At this point, I’d like to pause for a moment and change the name of the Enby estimate of W%. This is just for my own sanity as I write and hopefully use these tools in the future, but I want to draw a distinction between the Enby distribution, which is used to estimate the probability of scoring k runs in a game, and the methodology described for estimating W%. I’m a little hesitant to put a name on it, since I haven’t earned that right--the logic is based in reality, not my insight, and has been used by many sabermetricians long before me. Plus, I’m not very good at making up these kinds of names--if you don’t believe me, re-examine the name of the blog.
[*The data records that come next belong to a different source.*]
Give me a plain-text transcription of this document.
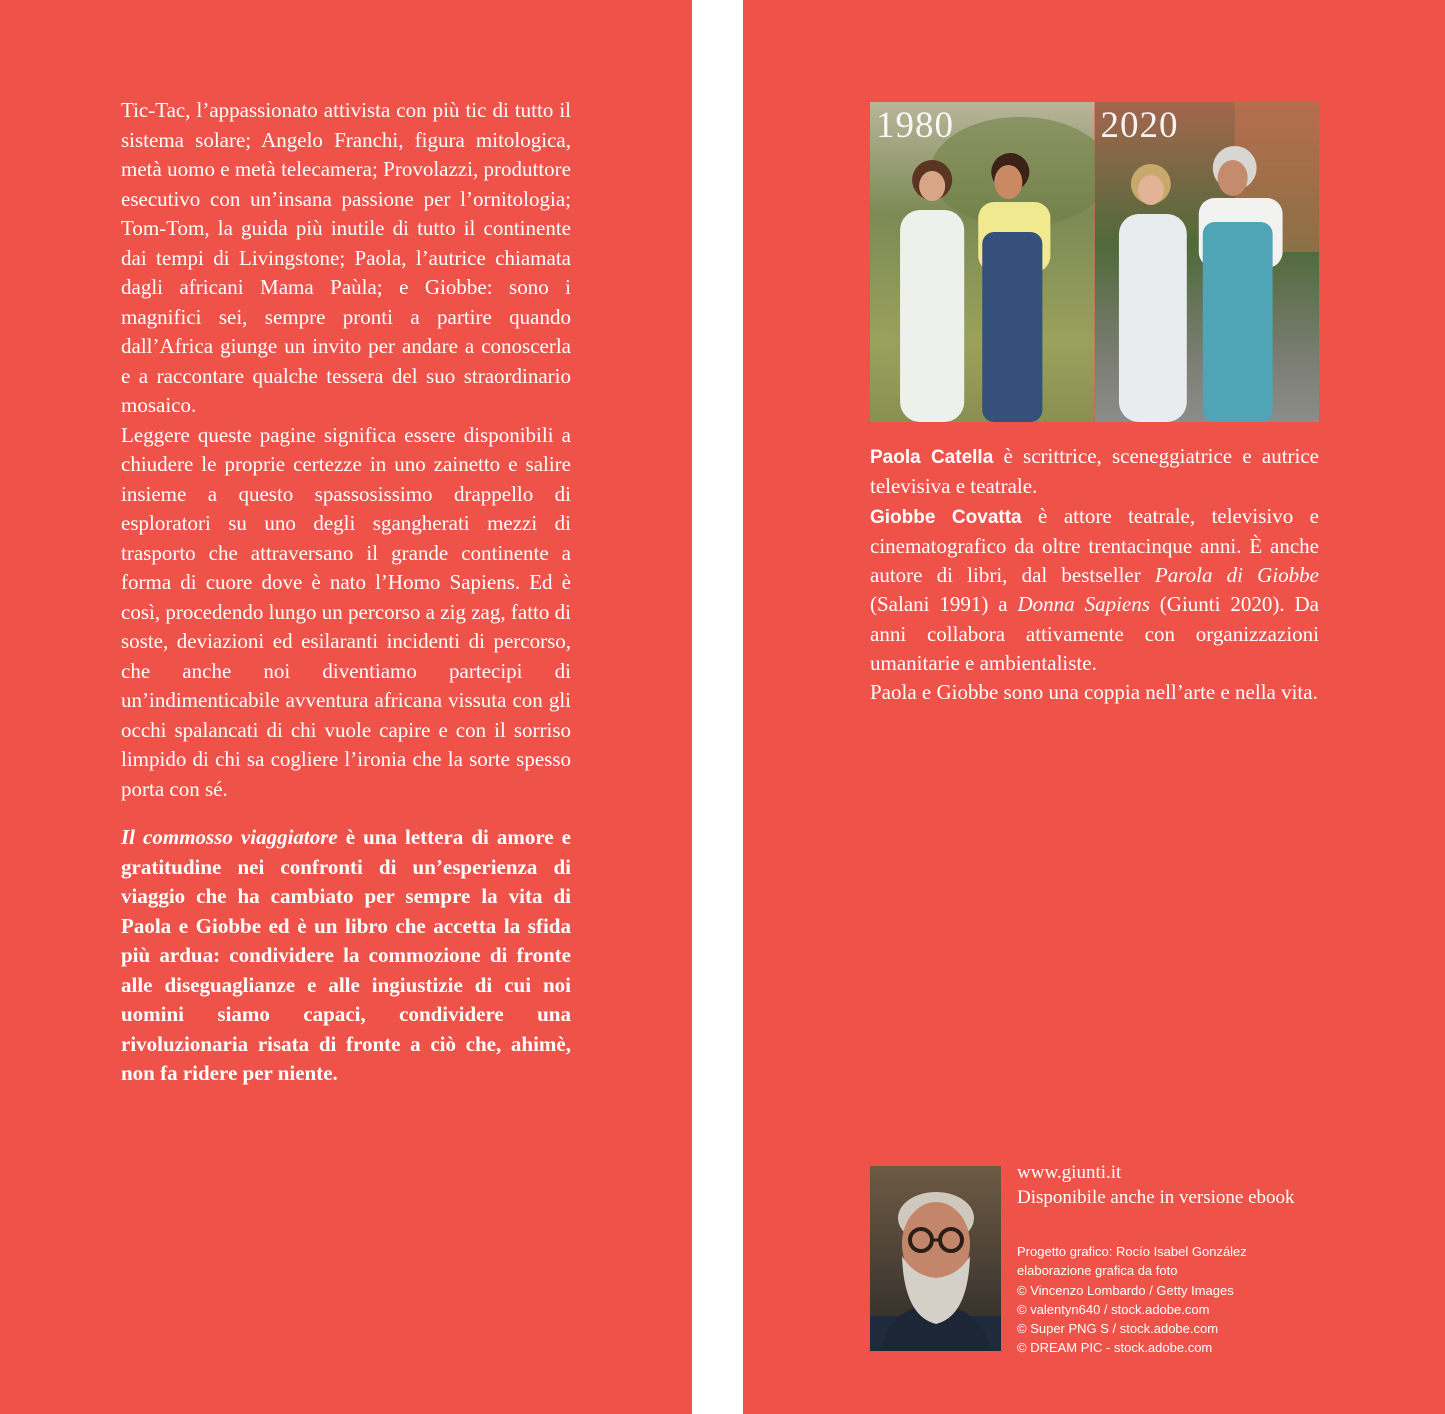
Tic-Tac, l’appassionato attivista con più tic di tutto il sistema solare; Angelo Franchi, figura mitologica, metà uomo e metà telecamera; Provolazzi, produttore esecutivo con un’insana passione per l’ornitologia; Tom-Tom, la guida più inutile di tutto il continente dai tempi di Livingstone; Paola, l’autrice chiamata dagli africani Mama Paùla; e Giobbe: sono i magnifici sei, sempre pronti a partire quando dall’Africa giunge un invito per andare a conoscerla e a raccontare qualche tessera del suo straordinario mosaico.

Leggere queste pagine significa essere disponibili a chiudere le proprie certezze in uno zainetto e salire insieme a questo spassosissimo drappello di esploratori su uno degli sgangherati mezzi di trasporto che attraversano il grande continente a forma di cuore dove è nato l’Homo Sapiens. Ed è così, procedendo lungo un percorso a zig zag, fatto di soste, deviazioni ed esilaranti incidenti di percorso, che anche noi diventiamo partecipi di un’indimenticabile avventura africana vissuta con gli occhi spalancati di chi vuole capire e con il sorriso limpido di chi sa cogliere l’ironia che la sorte spesso porta con sé.

Il commosso viaggiatore è una lettera di amore e gratitudine nei confronti di un’esperienza di viaggio che ha cambiato per sempre la vita di Paola e Giobbe ed è un libro che accetta la sfida più ardua: condividere la commozione di fronte alle diseguaglianze e alle ingiustizie di cui noi uomini siamo capaci, condividere una rivoluzionaria risata di fronte a ciò che, ahimè, non fa ridere per niente.

1980	2020

Paola Catella è scrittrice, sceneggiatrice e autrice televisiva e teatrale.

Giobbe Covatta è attore teatrale, televisivo e cinematografico da oltre trentacinque anni. È anche autore di libri, dal bestseller Parola di Giobbe (Salani 1991) a Donna Sapiens (Giunti 2020). Da anni collabora attivamente con organizzazioni umanitarie e ambientaliste.

Paola e Giobbe sono una coppia nell’arte e nella vita.

www.giunti.it
Disponibile anche in versione ebook
Progetto grafico: Rocío Isabel González
elaborazione grafica da foto
© Vincenzo Lombardo / Getty Images
© valentyn640 / stock.adobe.com
© Super PNG S / stock.adobe.com
© DREAM PIC - stock.adobe.com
This methodology is compatible with any means of estimating the probability of scoring k runs a game, whether empirically, through the Enby distribution, solely through the Tango Distribution (as Enby itself borrows from the Tango Distribution), the Weibull distribution (as implemented by Sal Baxamusa or Steven Miller), or any other approach that may be developed in the future. Going forward, I will be referring to this as the Cigol method. As Toirtap can attest, I like to spell things backwards when I am flummoxed. Since the W% estimator is based on simple logic, Cigol it is.